Spain will seek for more resources to be allocated to the International Monetary Fund so it can better fight the global downturn, according to a document.

MADRID – Spain will call for the International Monetary Fund to be given more resources to better fight the global downturn at next month's Group of 20 summit, according to a document seen Wednesday.

"The resources of the International Monetary Fund should be reinforced to protects its role as the lender of last resort," the document said, adding that the "size of the IMF has diminished significantly in recent years."

The proposal is one of 10 which the government will make at the G20 summit of industrialised and emerging economies on 2 April called by London to come up with a coordinated response to the worst global slump in decades.

Another proposal is for multilateral institutions such as the European Bank for Reconstruction and Development and the World Bank to distribute more money during times of economic crisis.

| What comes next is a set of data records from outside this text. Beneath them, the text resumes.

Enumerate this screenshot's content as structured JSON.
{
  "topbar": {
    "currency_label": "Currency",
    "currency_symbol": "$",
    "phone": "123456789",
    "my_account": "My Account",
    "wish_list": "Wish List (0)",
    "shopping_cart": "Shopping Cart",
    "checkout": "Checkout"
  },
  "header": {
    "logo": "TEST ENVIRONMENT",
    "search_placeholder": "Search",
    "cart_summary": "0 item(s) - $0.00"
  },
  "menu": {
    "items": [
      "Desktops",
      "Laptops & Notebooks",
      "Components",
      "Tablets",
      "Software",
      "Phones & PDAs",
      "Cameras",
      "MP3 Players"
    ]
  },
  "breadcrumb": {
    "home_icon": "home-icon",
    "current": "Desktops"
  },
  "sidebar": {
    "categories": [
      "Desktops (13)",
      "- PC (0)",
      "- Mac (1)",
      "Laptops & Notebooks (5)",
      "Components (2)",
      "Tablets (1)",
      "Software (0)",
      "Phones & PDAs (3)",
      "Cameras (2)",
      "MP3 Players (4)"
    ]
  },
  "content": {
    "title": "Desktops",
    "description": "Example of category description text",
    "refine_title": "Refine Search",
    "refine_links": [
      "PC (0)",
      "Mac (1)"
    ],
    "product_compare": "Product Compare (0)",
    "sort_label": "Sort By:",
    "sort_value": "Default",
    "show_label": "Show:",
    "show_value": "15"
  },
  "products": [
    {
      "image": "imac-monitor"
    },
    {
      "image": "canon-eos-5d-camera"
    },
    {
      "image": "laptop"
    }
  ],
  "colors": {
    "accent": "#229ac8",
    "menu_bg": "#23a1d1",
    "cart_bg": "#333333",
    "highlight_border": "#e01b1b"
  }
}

Spain also wants private banks to be required to put away more funds during good economic times so that they can be used during recessions.

The document, obtained by AFP, also tackles the issue of moral hazard, where as in the current crisis, fearful governments have spent trillions to shore up ailing banks whose failure could undermine whole economies.

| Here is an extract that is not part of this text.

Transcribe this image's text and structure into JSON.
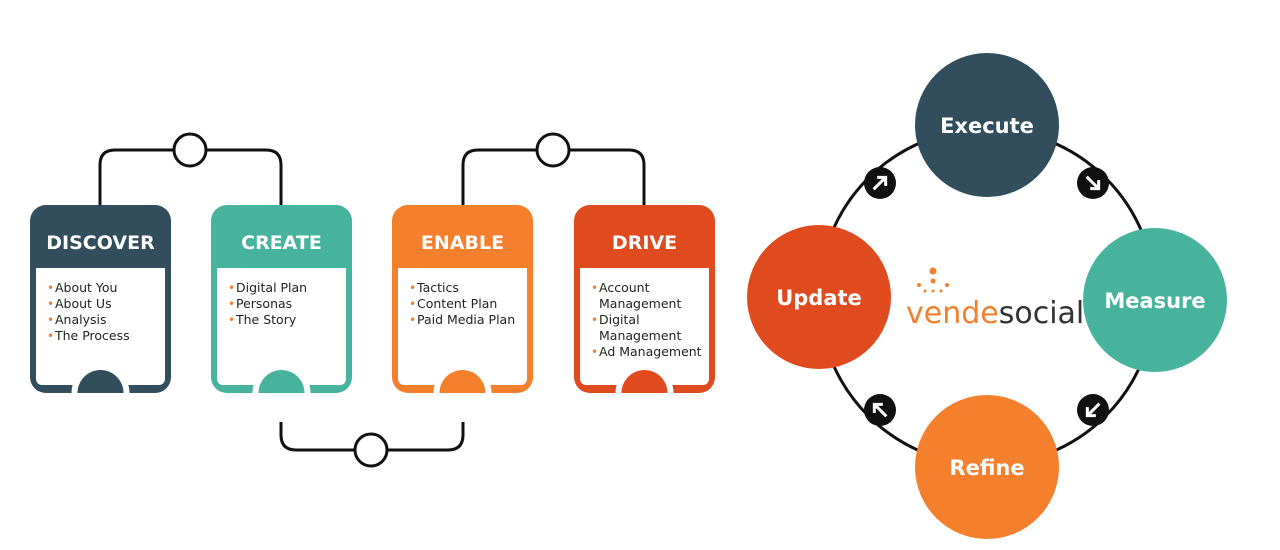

"This movement towards the socialisation of the risks of the financial industry creates a moral risk for the future because institutions could be led to believe that if they are sufficiently big or have a systemic importance, public money will always rescue them," the document said.

Created in 1999, the G20 countries account for 85 percent of the world economy and about two-thirds of the world's population.

Spain has been invited although it is not a member of the G20 because its economy is amongst the 10 largest in the world and its banks are in relatively good shape by global standards, thanks in part to tight regulation.